The plan would be a mutually beneficial arrangement for the bar and food truck operator. The Tavern has an extensive beer and drink list, but its food is limited to appetizers and pizza. The food truck would be able to offer them something more substantial so they wouldn’t have to go elsewhere.
Councilman Jason Gadd said he was largely in favor of the proposal. He noted that the council had just finished discussing a possible brewpub ordinance and that other communities have found that food trucks and brewpubs are a great match.
But others weren’t so sure.
Mayor Gene Maxwell worried that allowing the truck to park right in front of the Hopkins Tavern would benefit one business—and possibly hurt nearby restaurants. He suggested that the truck park in the parking lot by Clock Tower Plaza, less than a block away from the Tavern, so that it would be focused on serving the entire community instead of a single business’ customers.

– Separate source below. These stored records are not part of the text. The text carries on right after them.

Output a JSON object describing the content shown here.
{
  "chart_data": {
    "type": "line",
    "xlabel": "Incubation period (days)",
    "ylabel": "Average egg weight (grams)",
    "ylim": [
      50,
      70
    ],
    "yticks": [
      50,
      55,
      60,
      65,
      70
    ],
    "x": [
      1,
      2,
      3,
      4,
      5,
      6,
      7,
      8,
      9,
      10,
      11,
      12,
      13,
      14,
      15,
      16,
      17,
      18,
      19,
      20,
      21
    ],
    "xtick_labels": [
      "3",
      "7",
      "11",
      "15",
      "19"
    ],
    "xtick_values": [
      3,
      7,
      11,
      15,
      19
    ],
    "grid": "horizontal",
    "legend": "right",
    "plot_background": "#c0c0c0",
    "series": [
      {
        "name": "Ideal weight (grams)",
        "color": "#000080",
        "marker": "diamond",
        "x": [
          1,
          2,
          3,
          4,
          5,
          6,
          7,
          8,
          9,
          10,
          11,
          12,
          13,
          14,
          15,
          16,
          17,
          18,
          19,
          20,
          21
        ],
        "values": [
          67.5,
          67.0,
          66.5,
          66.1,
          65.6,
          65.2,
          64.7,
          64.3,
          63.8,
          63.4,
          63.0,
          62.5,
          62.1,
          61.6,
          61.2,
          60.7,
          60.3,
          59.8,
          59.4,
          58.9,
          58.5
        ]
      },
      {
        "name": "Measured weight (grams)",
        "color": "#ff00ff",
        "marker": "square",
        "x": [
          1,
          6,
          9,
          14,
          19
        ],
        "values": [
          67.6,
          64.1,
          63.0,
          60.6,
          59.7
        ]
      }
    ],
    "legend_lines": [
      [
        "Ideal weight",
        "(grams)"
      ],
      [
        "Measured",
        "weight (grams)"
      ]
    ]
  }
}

Kersten Elverum, the city’s economic development and planning director, said that could potentially liven up the area around the Clock Tower, particularly if more food trucks decided to come in.
But the food truck operator who instigated the conversation isn’t so excited about the idea, Genellie said. City staff are meeting with him Monday, and he could decide to back off the idea.
Even if that happens, Hopkins will likely draw up some provisions for food trucks because of outdated language relating to food carts. The bulk of the ordinance no longer applies because Hennepin County, not Hopkins, does food inspections. While they’re reworking the food cart requirements, it’s a good time to insert rules for food trucks, Genellie said.
If the food truck operator does decide to set up shop in Hopkins, the city would likely not create an ordinance right away. Instead, it would set up a contract with the food truck operator—effectively leasing space on the street to the operator—as a test to determine the best procedures. If that test worked out, the city would then craft an ordinance that any food truck could use.